La rentrée littéraire, voilà bien quelque chose que je regarde de loin. Pour moi, c’est à peu près le même principe que tous les « grands » prix littéraires : du marketing. Une tentation supplémentaire (déjà que ce n’est pas très difficile) de nous envoyer directement voir nos libraires.
Mais voilà, petite curieuse que je suis, je jette toujours un coup d’œil aux sélections et cette année, je suis tombée sur une véritable pépite (vraiment, je vais vous en parler et reparler pendant longtemps), un énorme coup de cœur littéraire : The Girls, d’Emma Cline.
          

The Girls d'Emma Cline (chez Quai Voltaire) bandeau

Nord de la Californie, fin des années 1960. Evie Boyd, quatorze ans, vit seule avec sa mère. Fille unique et mal dans sa peau, elle n’a que Connie, son amie d’enfance. Lorsqu’une dispute les sépare au début de l’été, Evie se tourne vers un groupe de filles dont la liberté, les tenues débraillées et l’atmosphère d’abandon qui les entoure la fascinent. Elle tombe sous la coupe de Suzanne, l’aînée de cette bande, et se laisse entraîner dans le cercle d’une secte et de son leader charismatique, Russell.

          
J’ai choisi The Girls parmi tant d’autres tout simplement pour l’ombre de Charles Manson planant sur le roman. J’ai toujours été attiré, psychologiquement parlant, par ce qui traite des tueurs en série, gourous et dictateurs. L’aura que ces hommes pouvaient (et ont toujours) avoir sur les femmes me fascine. Mais avec The Girls, ne soyez pas surpris, Emma Cline ne traite la « Manson Family » qu’en légère toile de fond*. L’auteur préfère nous parler de rapports entre les hommes et les femmes, ces adolescentes (The Girls) perdues dans leur âge et leur sexe. Comment passer du statut de fille à femme ?
Dans le livre, elles sont incarnées par Evie, Suzanne, Sasha, Helen & co mais cela pourrait être n’importe quelle fille. Elles se retrouvent être de simples poupées obéissantes, nourrissant secrètement l’espoir de se faire remarquer et d’être sauvées par un preux chevalier ou par un quelconque sentiment d’appartenance. Un conte de fée version hippie ou, « Il était une fois une jeune fille dans une société moderne ».

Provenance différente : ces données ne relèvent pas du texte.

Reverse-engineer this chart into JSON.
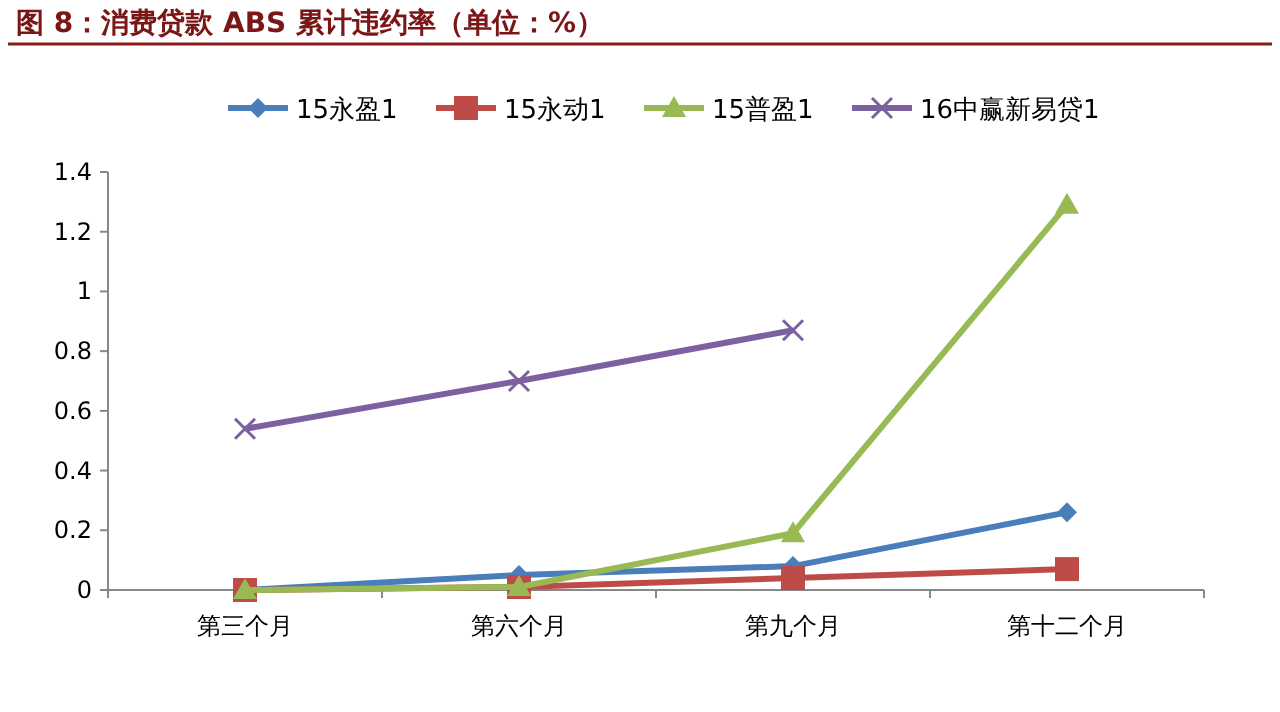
{
  "chart_data": {
    "type": "line",
    "title": "图 8：消费贷款 ABS 累计违约率（单位：%）",
    "categories": [
      "第三个月",
      "第六个月",
      "第九个月",
      "第十二个月"
    ],
    "series": [
      {
        "name": "15永盈1",
        "color": "#4a7ebb",
        "marker": "diamond",
        "values": [
          0,
          0.05,
          0.08,
          0.26
        ]
      },
      {
        "name": "15永动1",
        "color": "#be4b48",
        "marker": "square",
        "values": [
          0,
          0.01,
          0.04,
          0.07
        ]
      },
      {
        "name": "15普盈1",
        "color": "#98b954",
        "marker": "triangle",
        "values": [
          0,
          0.01,
          0.19,
          1.29
        ]
      },
      {
        "name": "16中赢新易贷1",
        "color": "#7d60a0",
        "marker": "cross",
        "values": [
          0.54,
          0.7,
          0.87,
          null
        ]
      }
    ],
    "ylim": [
      0,
      1.4
    ],
    "yticks": [
      0,
      0.2,
      0.4,
      0.6,
      0.8,
      1,
      1.2,
      1.4
    ],
    "grid": false,
    "legend": "top"
  }
}
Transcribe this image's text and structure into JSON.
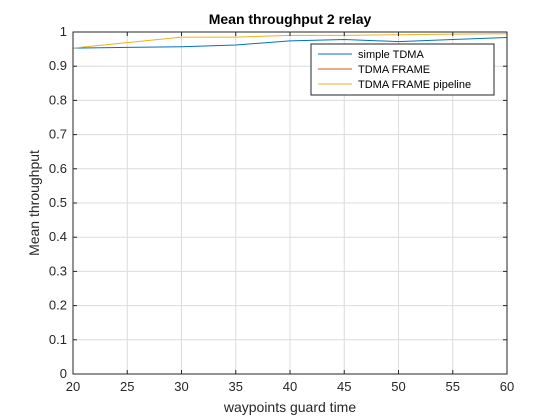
{
  "chart_data": {
    "type": "line",
    "title": "Mean throughput 2 relay",
    "xlabel": "waypoints guard time",
    "ylabel": "Mean throughput",
    "xlim": [
      20,
      60
    ],
    "ylim": [
      0,
      1
    ],
    "x_ticks": [
      20,
      25,
      30,
      35,
      40,
      45,
      50,
      55,
      60
    ],
    "y_ticks": [
      0,
      0.1,
      0.2,
      0.3,
      0.4,
      0.5,
      0.6,
      0.7,
      0.8,
      0.9,
      1
    ],
    "y_tick_labels": [
      "0",
      "0.1",
      "0.2",
      "0.3",
      "0.4",
      "0.5",
      "0.6",
      "0.7",
      "0.8",
      "0.9",
      "1"
    ],
    "grid": true,
    "legend_position": "top-right",
    "x": [
      20,
      30,
      35,
      40,
      45,
      50,
      55,
      60
    ],
    "series": [
      {
        "name": "simple TDMA",
        "color": "#0072BD",
        "values": [
          0.953,
          0.957,
          0.962,
          0.974,
          0.978,
          0.972,
          0.978,
          0.984
        ]
      },
      {
        "name": "TDMA FRAME",
        "color": "#D95319",
        "values": [
          1.0,
          1.0,
          1.0,
          1.0,
          1.0,
          1.0,
          1.0,
          1.0
        ]
      },
      {
        "name": "TDMA FRAME pipeline",
        "color": "#EDB120",
        "values": [
          0.953,
          0.985,
          0.985,
          0.99,
          0.99,
          0.992,
          0.994,
          0.995
        ]
      }
    ]
  }
}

Emma Cline nous parle d’un âge au féminin, l’adolescence, avec une approche à la limite du documentaire tellement ses mots sont sincères et justes.

Tout ce temps consacré à me préparer, à lire des articles qui m’apprenaient que la vie n’étaient en réalité
qu’une salle d’attente,
jusqu’à ce que quelqu’un vous remarque, les garçons l’avaient consacré à devenir eux-mêmes.

Pauvres filles. Le monde les engraisse avec des promesses d’amour.
Elles en ont terriblement besoin et la plupart d’entre elles en auront si peu

Nous découvrons une Evy, la bonne cinquantaine qui replonge en plein été 69, alors qu’elle n’avait que 14 ans, des parents divorcés, une amie plutôt effacée et  surtout, une quête d’une attention remplie désir. En faisant revenir à la surface ses souvenirs, Evy va avouer s’interroger depuis des années sur la même question : aurait-elle pu le faire ? Devrait-elle être en prison ?

J’ai vraiment aimé ce questionnement sur la frontière entre le bien et le mal. Il semble si simple de dépasser les limites, celles du non-retour. C’est quelque chose, je pense, que nous avons tous ressenti au moins une fois dans notre vie. Ce petit truc, cette folie qui fait pencher la balance du bon ou du mauvais côté, est-il ancré en nous tous, dormant et attendant un déclencheur ?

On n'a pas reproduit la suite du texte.